Colton mastering Dicicco’s four track Under The Aquadrome Pt.2 EP was more like watching a practised art form than a necessary requirement of the record manufacturing process. Stood at his desk, feet and body moving to the music, Colton streams the tracks uninterrupted, slightly adjusting knobs and moving a mouse across two computer screens of shifting waveforms and coloured meter readings. It’s a subtle performance to support subtle work.

Colton openly explains his actions, reasons, consults and engages with his client. He gets to know the record and its inspirations. He asks questions like, “where did you get the percussion from?” Which Dicicco answers, “from the roller door of my friend’s garage”. Before any music is played, Colton, “likes to start with a little chat…I’ll find out something about the project, the ethos behind it. What. Why. Who is involved. How they have done it. Just try and get a bit of background as to where the artist, label, record producer, is coming from. Then I will play the music and assess, ‘how does it make me feel. Is there anything I could change to enhance the feeling.’”

“I’ll do a bit of processing,” adds Colton. “My brain is diagnosing just the pure sonics and the emotion that carries therein. Once you’ve been through that process you may listen back through it (and then) you start to take it in…‘Is this any good or not?’”
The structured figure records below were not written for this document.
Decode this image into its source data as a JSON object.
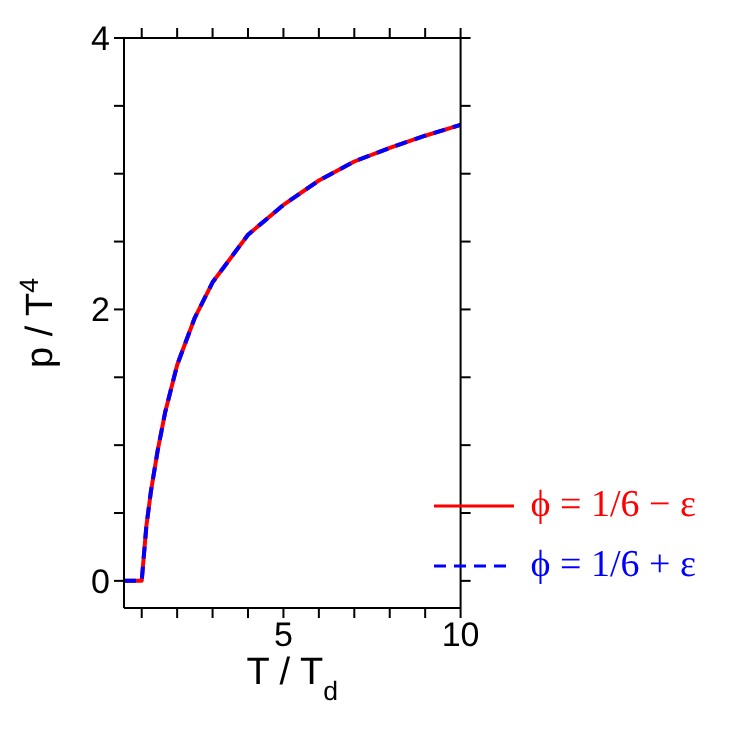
{
  "chart_data": {
    "type": "line",
    "xlabel": "T / T$_{d}$",
    "ylabel": "p / T$^{4}$",
    "x": [
      0.5,
      1.0,
      1.13,
      1.26,
      1.45,
      1.66,
      2.0,
      2.5,
      3.0,
      4.0,
      5.0,
      6.0,
      7.0,
      8.0,
      9.0,
      10.0
    ],
    "series": [
      {
        "name": "ϕ = 1/6 − ε",
        "color": "#ff0000",
        "line_style": "solid",
        "values": [
          0,
          0,
          0.4,
          0.66,
          0.96,
          1.24,
          1.59,
          1.94,
          2.2,
          2.55,
          2.77,
          2.95,
          3.09,
          3.19,
          3.28,
          3.36
        ]
      },
      {
        "name": "ϕ = 1/6 + ε",
        "color": "#0000ff",
        "line_style": "dashed",
        "values": [
          0,
          0,
          0.4,
          0.66,
          0.96,
          1.24,
          1.59,
          1.94,
          2.2,
          2.55,
          2.77,
          2.95,
          3.09,
          3.19,
          3.28,
          3.36
        ]
      }
    ],
    "xlim": [
      0.5,
      10
    ],
    "xticks": [
      {
        "value": 1,
        "label": null
      },
      {
        "value": 2,
        "label": null
      },
      {
        "value": 3,
        "label": null
      },
      {
        "value": 4,
        "label": null
      },
      5,
      {
        "value": 6,
        "label": null
      },
      {
        "value": 7,
        "label": null
      },
      {
        "value": 8,
        "label": null
      },
      {
        "value": 9,
        "label": null
      },
      10
    ],
    "ylim": [
      -0.2,
      4
    ],
    "yticks": [
      0,
      {
        "value": 0.5,
        "label": null
      },
      {
        "value": 1,
        "label": null
      },
      {
        "value": 1.5,
        "label": null
      },
      2,
      {
        "value": 2.5,
        "label": null
      },
      {
        "value": 3,
        "label": null
      },
      {
        "value": 3.5,
        "label": null
      },
      4
    ],
    "legend": "bottom right",
    "grid": false,
    "marker": "none"
  }
}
There’s the creative side of mastering and there’s the technical side that you need to know and understand suggests Colton, “but in terms of the actual signal processing, sonic bending stuff, it’s just about trying to make the sonic resonate with the recording,” he says.

“The most important thing is still the content, not the sonics,” Colton continues. “Which is why I say I’m not the most important thing in the chain. If someone has written a great song, that’s far more important, whether I’ve made it sound brilliant or not.”

For Colton growing up, it was always the album, and not the single, he loved. “I never bought a lot of 7”s when I was a kid… I would spend countless hours alone in my room just listening to an album,” he says. So it’s no surprise that album projects are his favourite, “because you spend one day working with just one artist and you just get into the whole project. That’s why I love having people sit in with me because you find out more about the evolution of the record; they wrote this track when they were feeling like this, or on a train coming back from a gig, or they wrote this in a cabin in the woods, or a hotel in Ibiza.”

But is cutting vinyl a threatened artform? Like the ancient Japanese tradition of samurai sword making, of which there are 30 remaining bladesmiths. “It’s not me and another guy – and if we got hit by a bus tomorrow then that’s it,” reassures Colton, but “with vinyl, the two things that are kind of an issue towards its future if you like are: One; it requires oil to make, so it’s a pretty un-environmentally friendly format to a certain extent.

“Secondly, there are only a couple of companies making the blanks (discs) right now. It wouldn’t take a lot for those two companies to stop making the blank materials…same with the lathes,” Colton says. “There seem to be, touch wood, enough (companies) out there that are running that I think it will kind of be OK for the foreseeable future, but it’s been a resilient format,” Colton says. “The major labels tried to bury it (vinyl) and the manufactures got on board with that… they saw the future and the future of vinyl was over, so in 1985-ish they stopped all work on vinyl mastering systems,” Colton explains.

“We are still here, we are still doing it,” champions Colton. “People like it and it’s one of these things where it has its real foibles and real weaknesses, but it has such a charm that the customers say, ‘I don’t give a shit that it’s a 12” disc and it only has 12 minutes of music on it and people have 10,000 albums of their phone. It’s an unwieldy way of storing this 12 minutes of music, but there’s enough people out there that think yeah, it’s fucking cool.”

As for the road ahead; Colton one day looks forward to being surrounded by the records he’s mastered, and the music he loves, with the simple end-of-career-hope that he’ll be able to say, “‘I had a small impact on the world, we made these small pieces of art and it was really good fun and no one got hurt, there wasn’t really any negative, it’s just a positive thing’, so yeah, I love my job.”